15.2 MSS GPIO Functional Description

The following figure shows the internal architecture of the MSS GPIO block. GPIOs and MSS peripherals, such as MMUART, SPI, and I2C, can be routed to MSIO pads or to the Field Programmable Gate Array (FPGA) fabric through I/O mutliplexers (MUXes), as shown in the following figure.

Figure 15-2. GPIO, IOMUX, and MSIO

The MSS GPIO block contains the following:

  • 32-bit input register (GPIO_IN), which holds the input values
  • 32-bit output register (GPIO_OUT), which holds the output values
  • 32-bit interrupt register (GPIO_IRQ), which holds the interrupt state
  • 32 configuration registers (GPIO_X_CFG), one register for each GPIO

When a GPIO is configured in Input mode, the GPIO input is passed through a 2 flip-flop synchronizer and latched into the GPIO_IN register. The GPIO_IN register value is read through the APB bus and is accessible to the Cortex-M3 processor or fabric master. The input to the GPIO can be from the fabric or MSIO pad.

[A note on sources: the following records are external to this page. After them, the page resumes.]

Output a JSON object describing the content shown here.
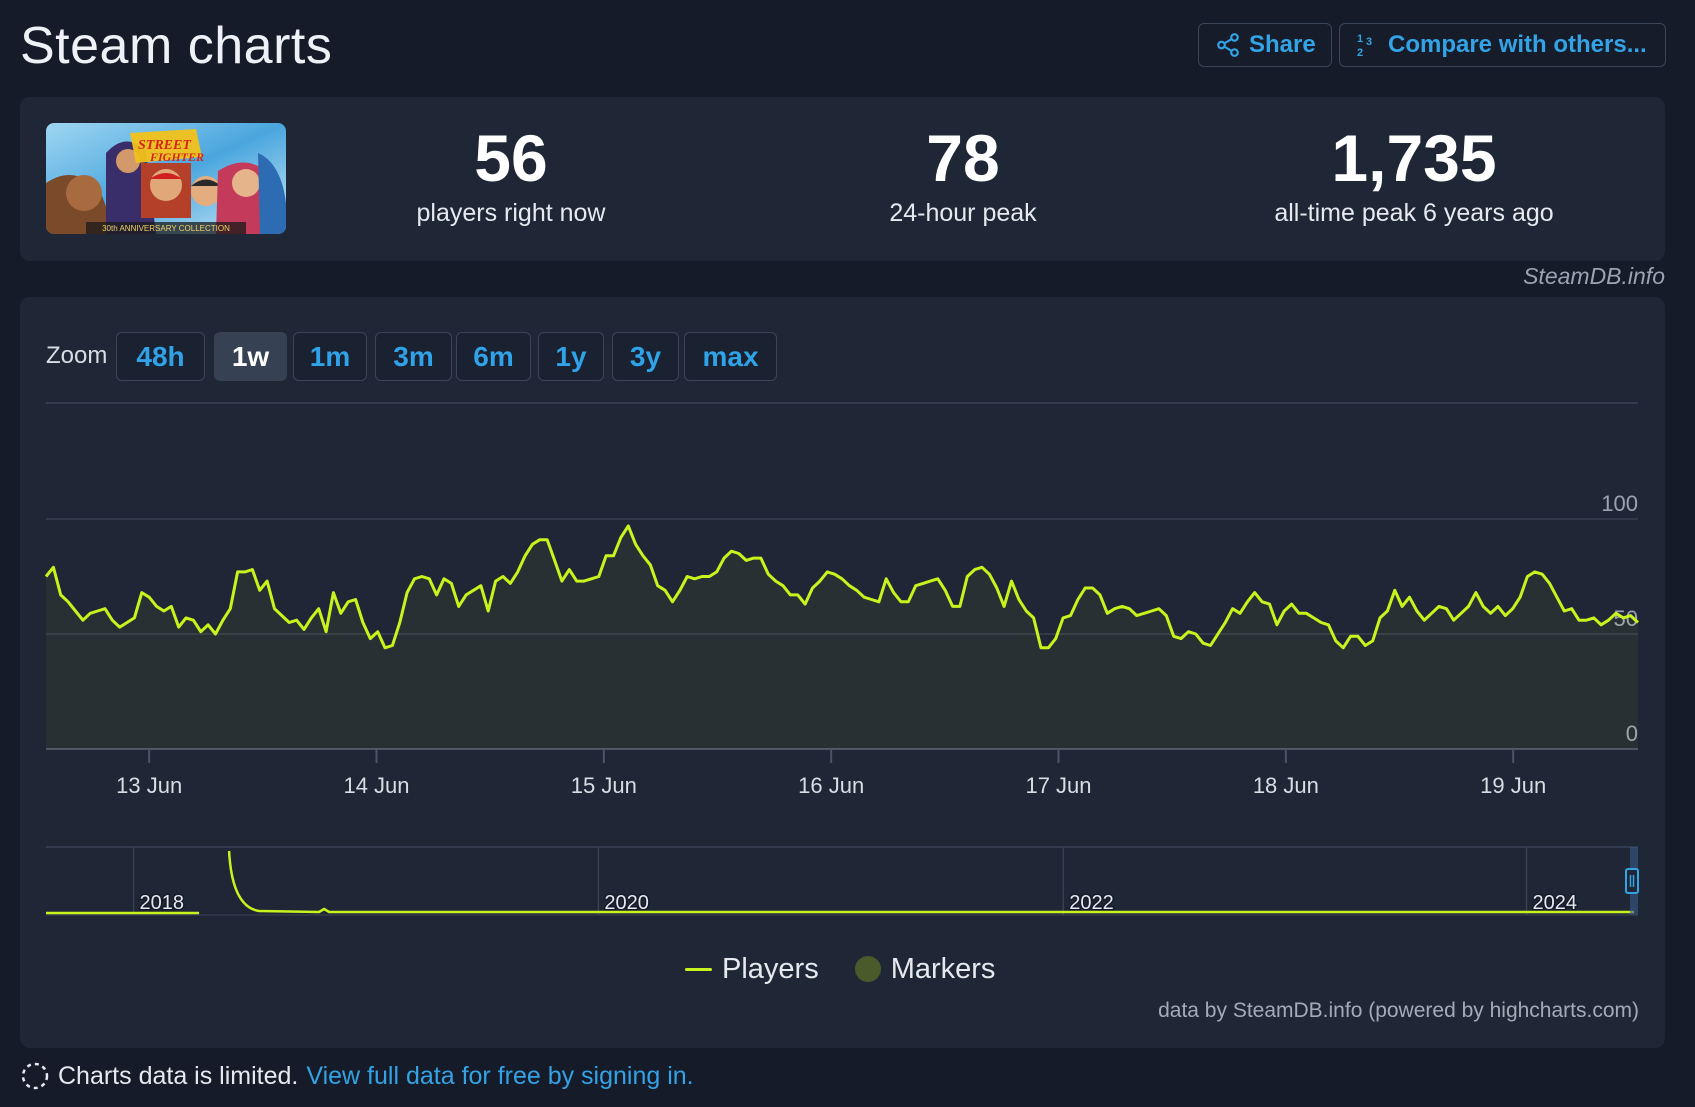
{
  "header": {
    "title": "Steam charts",
    "share_label": "Share",
    "compare_label": "Compare with others..."
  },
  "stats": [
    {
      "value": "56",
      "label": "players right now"
    },
    {
      "value": "78",
      "label": "24-hour peak"
    },
    {
      "value": "1,735",
      "label": "all-time peak 6 years ago"
    }
  ],
  "game_cover": {
    "caption": "30th ANNIVERSARY COLLECTION"
  },
  "credit": "SteamDB.info",
  "zoom": {
    "label": "Zoom",
    "options": [
      "48h",
      "1w",
      "1m",
      "3m",
      "6m",
      "1y",
      "3y",
      "max"
    ],
    "selected": "1w"
  },
  "legend": {
    "players": "Players",
    "markers": "Markers"
  },
  "powered_by": "data by SteamDB.info (powered by highcharts.com)",
  "footer": {
    "notice": "Charts data is limited.",
    "link": "View full data for free by signing in."
  },
  "colors": {
    "accent": "#33a3e6",
    "series": "#c9f31d",
    "card": "#1f2736",
    "background": "#151b28"
  },
  "chart_data": {
    "type": "line",
    "title": "",
    "series": [
      {
        "name": "Players",
        "values": [
          75,
          79,
          67,
          64,
          60,
          56,
          59,
          60,
          61,
          56,
          53,
          55,
          57,
          68,
          66,
          62,
          60,
          62,
          53,
          57,
          56,
          51,
          54,
          50,
          56,
          61,
          77,
          77,
          78,
          69,
          73,
          61,
          58,
          55,
          56,
          52,
          57,
          61,
          51,
          68,
          59,
          64,
          65,
          55,
          48,
          51,
          44,
          45,
          55,
          68,
          74,
          75,
          74,
          67,
          74,
          72,
          62,
          67,
          69,
          71,
          60,
          73,
          75,
          72,
          77,
          84,
          89,
          91,
          91,
          82,
          73,
          78,
          73,
          73,
          74,
          75,
          84,
          84,
          92,
          97,
          89,
          84,
          80,
          71,
          69,
          64,
          69,
          75,
          74,
          75,
          75,
          77,
          83,
          86,
          85,
          82,
          83,
          83,
          76,
          73,
          71,
          67,
          67,
          63,
          70,
          73,
          77,
          76,
          74,
          71,
          69,
          66,
          65,
          64,
          74,
          68,
          64,
          64,
          71,
          72,
          73,
          74,
          69,
          62,
          62,
          75,
          78,
          79,
          76,
          70,
          62,
          73,
          65,
          60,
          57,
          44,
          44,
          48,
          57,
          58,
          65,
          70,
          70,
          67,
          59,
          61,
          62,
          61,
          58,
          59,
          60,
          61,
          58,
          49,
          48,
          51,
          50,
          46,
          45,
          50,
          55,
          61,
          59,
          64,
          68,
          64,
          63,
          54,
          60,
          63,
          59,
          59,
          57,
          55,
          54,
          47,
          44,
          49,
          49,
          45,
          47,
          57,
          60,
          69,
          62,
          66,
          60,
          56,
          59,
          62,
          61,
          56,
          59,
          62,
          68,
          62,
          59,
          62,
          58,
          61,
          66,
          75,
          77,
          76,
          72,
          66,
          60,
          61,
          56,
          56,
          57,
          54,
          56,
          59,
          57,
          58,
          55
        ]
      }
    ],
    "x_tick_labels": [
      "13 Jun",
      "14 Jun",
      "15 Jun",
      "16 Jun",
      "17 Jun",
      "18 Jun",
      "19 Jun"
    ],
    "y_tick_labels": [
      "0",
      "50",
      "100"
    ],
    "ylim": [
      0,
      100
    ],
    "grid": true,
    "navigator": {
      "year_labels": [
        "2018",
        "2020",
        "2022",
        "2024"
      ]
    }
  }
}
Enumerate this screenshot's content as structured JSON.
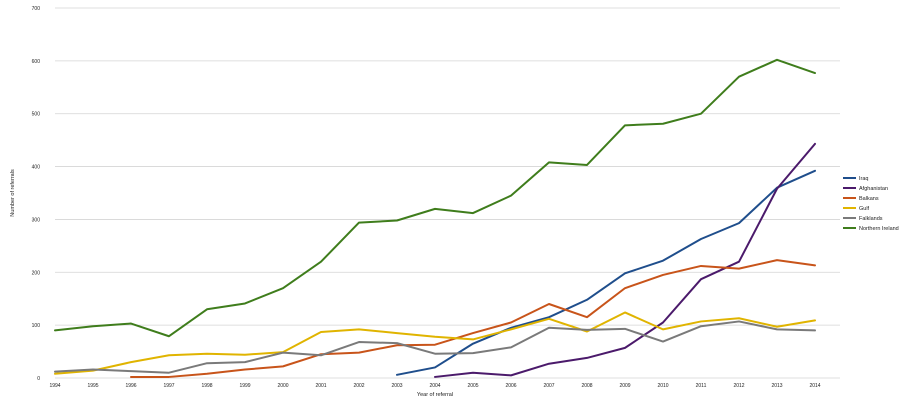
{
  "chart_data": {
    "type": "line",
    "title": "",
    "xlabel": "Year of referral",
    "ylabel": "Number of referrals",
    "ylim": [
      0,
      700
    ],
    "yticks": [
      0,
      100,
      200,
      300,
      400,
      500,
      600,
      700
    ],
    "grid": true,
    "legend_position": "right",
    "categories": [
      "1994",
      "1995",
      "1996",
      "1997",
      "1998",
      "1999",
      "2000",
      "2001",
      "2002",
      "2003",
      "2004",
      "2005",
      "2006",
      "2007",
      "2008",
      "2009",
      "2010",
      "2011",
      "2012",
      "2013",
      "2014"
    ],
    "series": [
      {
        "name": "Iraq",
        "color": "#1f4e8c",
        "values": [
          null,
          null,
          null,
          null,
          null,
          null,
          null,
          null,
          null,
          6,
          20,
          65,
          95,
          115,
          148,
          198,
          222,
          263,
          293,
          360,
          392
        ]
      },
      {
        "name": "Afghanistan",
        "color": "#4b1a6b",
        "values": [
          null,
          null,
          null,
          null,
          null,
          null,
          null,
          null,
          null,
          null,
          2,
          10,
          5,
          27,
          38,
          57,
          105,
          187,
          220,
          358,
          443
        ]
      },
      {
        "name": "Balkans",
        "color": "#c8541a",
        "values": [
          null,
          null,
          2,
          2,
          8,
          16,
          22,
          45,
          48,
          62,
          63,
          85,
          105,
          140,
          115,
          170,
          195,
          212,
          207,
          223,
          213
        ]
      },
      {
        "name": "Gulf",
        "color": "#e0b400",
        "values": [
          8,
          14,
          30,
          43,
          46,
          44,
          49,
          87,
          92,
          85,
          78,
          73,
          92,
          112,
          88,
          124,
          92,
          107,
          113,
          97,
          109
        ]
      },
      {
        "name": "Falklands",
        "color": "#7a7a7a",
        "values": [
          12,
          16,
          13,
          10,
          28,
          30,
          48,
          43,
          68,
          66,
          46,
          47,
          58,
          95,
          91,
          93,
          69,
          98,
          107,
          92,
          90
        ]
      },
      {
        "name": "Northern Ireland",
        "color": "#3f7d1c",
        "values": [
          90,
          98,
          103,
          79,
          130,
          141,
          170,
          220,
          294,
          298,
          320,
          312,
          345,
          408,
          403,
          478,
          481,
          500,
          570,
          602,
          577
        ]
      }
    ]
  }
}
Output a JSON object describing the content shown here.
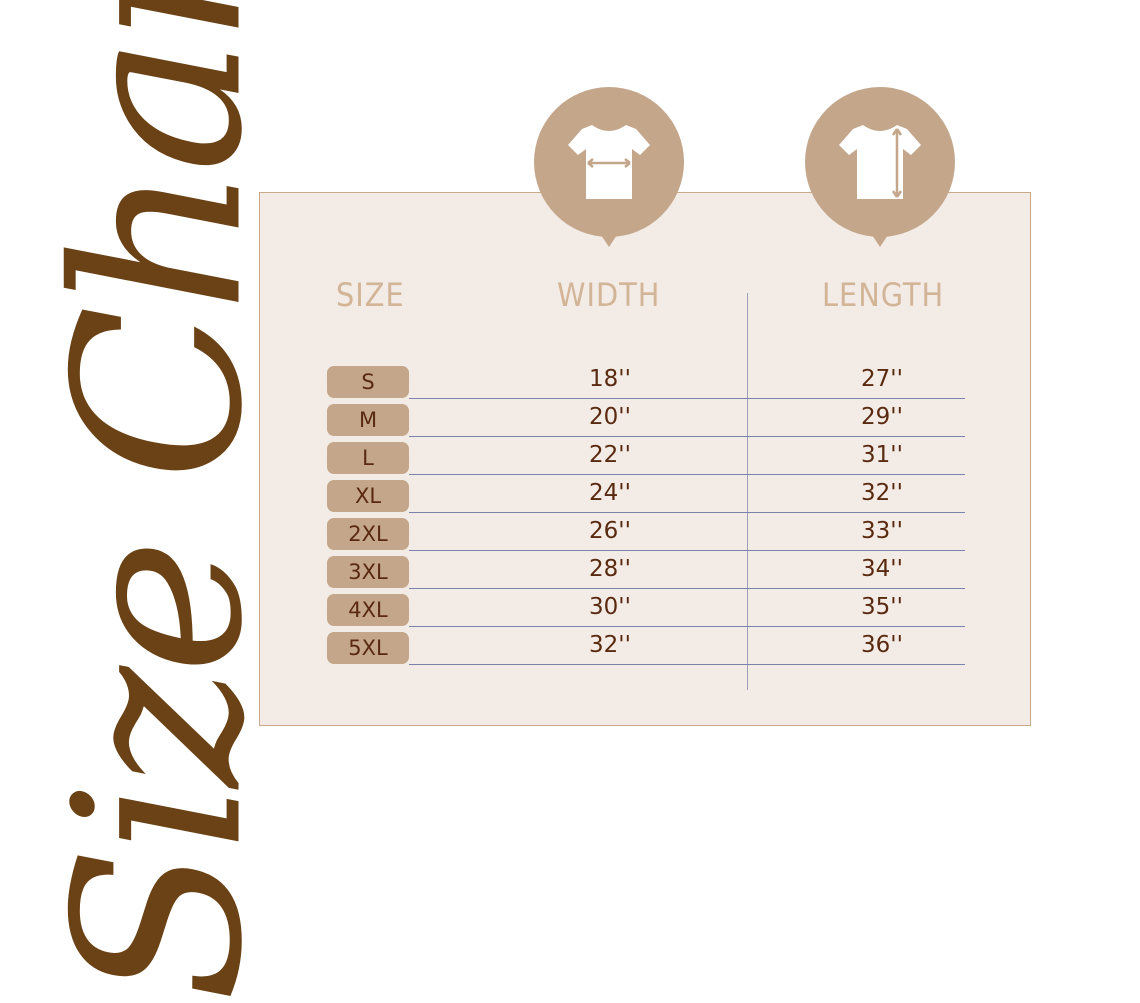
{
  "title": "Size Chart",
  "headers": {
    "size": "SIZE",
    "width": "WIDTH",
    "length": "LENGTH"
  },
  "icons": {
    "width": "tshirt-width-icon",
    "length": "tshirt-length-icon"
  },
  "colors": {
    "title": "#6b4215",
    "accent": "#c4a68b",
    "panel": "#f3ebe5",
    "header": "#d2b497",
    "value": "#5a2a10"
  },
  "rows": [
    {
      "size": "S",
      "width": "18''",
      "length": "27''"
    },
    {
      "size": "M",
      "width": "20''",
      "length": "29''"
    },
    {
      "size": "L",
      "width": "22''",
      "length": "31''"
    },
    {
      "size": "XL",
      "width": "24''",
      "length": "32''"
    },
    {
      "size": "2XL",
      "width": "26''",
      "length": "33''"
    },
    {
      "size": "3XL",
      "width": "28''",
      "length": "34''"
    },
    {
      "size": "4XL",
      "width": "30''",
      "length": "35''"
    },
    {
      "size": "5XL",
      "width": "32''",
      "length": "36''"
    }
  ]
}
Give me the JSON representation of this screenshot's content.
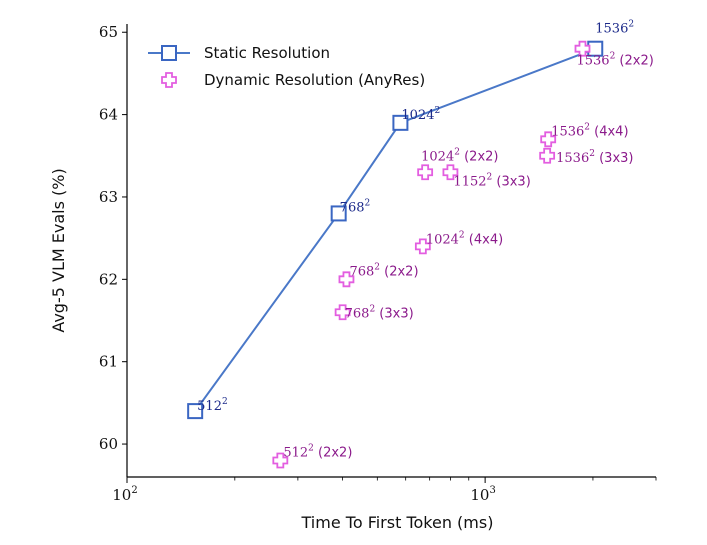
{
  "chart_data": {
    "type": "scatter",
    "title": "",
    "xlabel": "Time To First Token (ms)",
    "ylabel": "Avg-5 VLM Evals (%)",
    "xscale": "log",
    "xlim": [
      100,
      3000
    ],
    "ylim": [
      59.6,
      65.1
    ],
    "x_ticks": [
      {
        "value": 100,
        "base": "10",
        "exp": "2"
      },
      {
        "value": 1000,
        "base": "10",
        "exp": "3"
      }
    ],
    "y_ticks": [
      60,
      61,
      62,
      63,
      64,
      65
    ],
    "legend_position": "top-left",
    "colors": {
      "static_line": "#4a78c8",
      "static_marker": "#3a66c2",
      "dynamic_marker": "#e35ee0",
      "static_label": "#1c2a8a",
      "dynamic_label": "#8b1a8b"
    },
    "series": [
      {
        "name": "Static Resolution",
        "style": "line-square",
        "points": [
          {
            "x": 155,
            "y": 60.4,
            "res": "512",
            "sup": "2",
            "grid": ""
          },
          {
            "x": 390,
            "y": 62.8,
            "res": "768",
            "sup": "2",
            "grid": ""
          },
          {
            "x": 580,
            "y": 63.9,
            "res": "1024",
            "sup": "2",
            "grid": ""
          },
          {
            "x": 2030,
            "y": 64.8,
            "res": "1536",
            "sup": "2",
            "grid": ""
          }
        ]
      },
      {
        "name": "Dynamic Resolution (AnyRes)",
        "style": "plus",
        "points": [
          {
            "x": 268,
            "y": 59.8,
            "res": "512",
            "sup": "2",
            "grid": "(2x2)"
          },
          {
            "x": 410,
            "y": 62.0,
            "res": "768",
            "sup": "2",
            "grid": "(2x2)"
          },
          {
            "x": 400,
            "y": 61.6,
            "res": "768",
            "sup": "2",
            "grid": "(3x3)"
          },
          {
            "x": 670,
            "y": 62.4,
            "res": "1024",
            "sup": "2",
            "grid": "(4x4)"
          },
          {
            "x": 680,
            "y": 63.3,
            "res": "1024",
            "sup": "2",
            "grid": "(2x2)"
          },
          {
            "x": 800,
            "y": 63.3,
            "res": "1152",
            "sup": "2",
            "grid": "(3x3)"
          },
          {
            "x": 1500,
            "y": 63.7,
            "res": "1536",
            "sup": "2",
            "grid": "(4x4)"
          },
          {
            "x": 1490,
            "y": 63.5,
            "res": "1536",
            "sup": "2",
            "grid": "(3x3)"
          },
          {
            "x": 1870,
            "y": 64.8,
            "res": "1536",
            "sup": "2",
            "grid": "(2x2)"
          }
        ]
      }
    ]
  }
}
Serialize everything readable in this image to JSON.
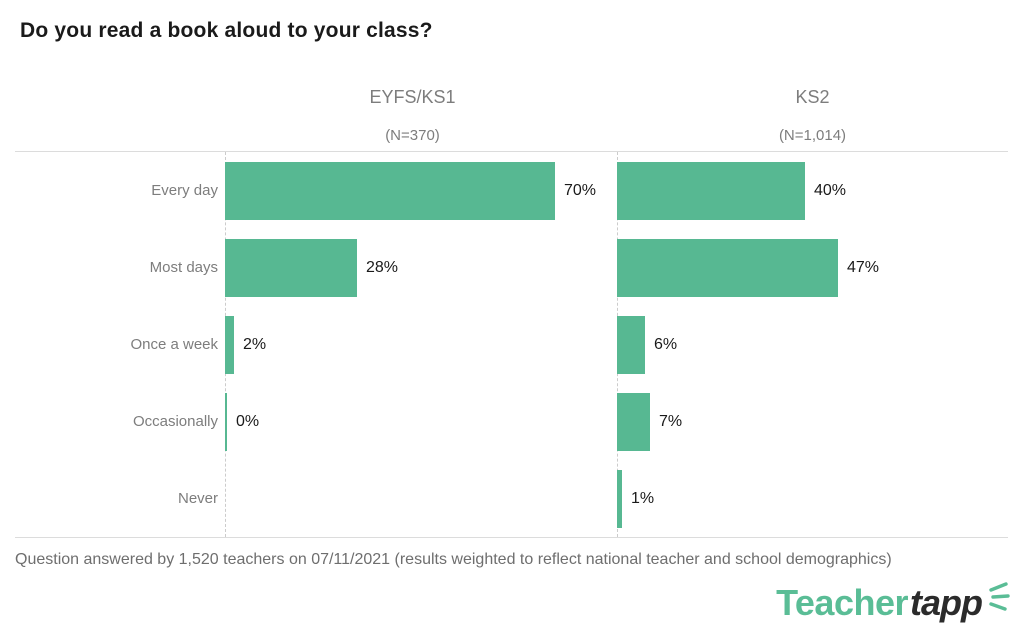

The GPIO_IN register output can also be used as an interrupt to the Cortex-M3 processor. This can be configured as an edge-triggered (on rising edge, falling edge, or both edges) or as a level sensitive (active-low or active-high) interrupt. The interrupt is latched in the GPIO_IRQ register and is accessible through the APB bus, as shown in Table 15-2.

In Edge-Sensitive mode, GPIO_IRQ register is cleared either by disabling the interrupt or writing a logic 1 through the APB interface. If an edge and GPIO_IRQ clearing through the APB occurs simultaneously, the edge has higher priority.

Table 15-2 maps the GPIO input to the Nested Vectored Interrupt Controller (NVIC) interrupt number in the Cortex-M3 processor. The interrupt input to the GPIO can be from the fabric or MSIO pad.

When the GPIO is configured in an Output mode, the output value can be configured using the APB bus and is accessible to the Cortex-M3 processor or fabric master. The GPIO output can be available to the MSIO pad, fabric, or the FPGA and MSIO pads.

For configuring GPIO in Input, Output, and Bi-directional modes, see the bit definitions in Table 15-1.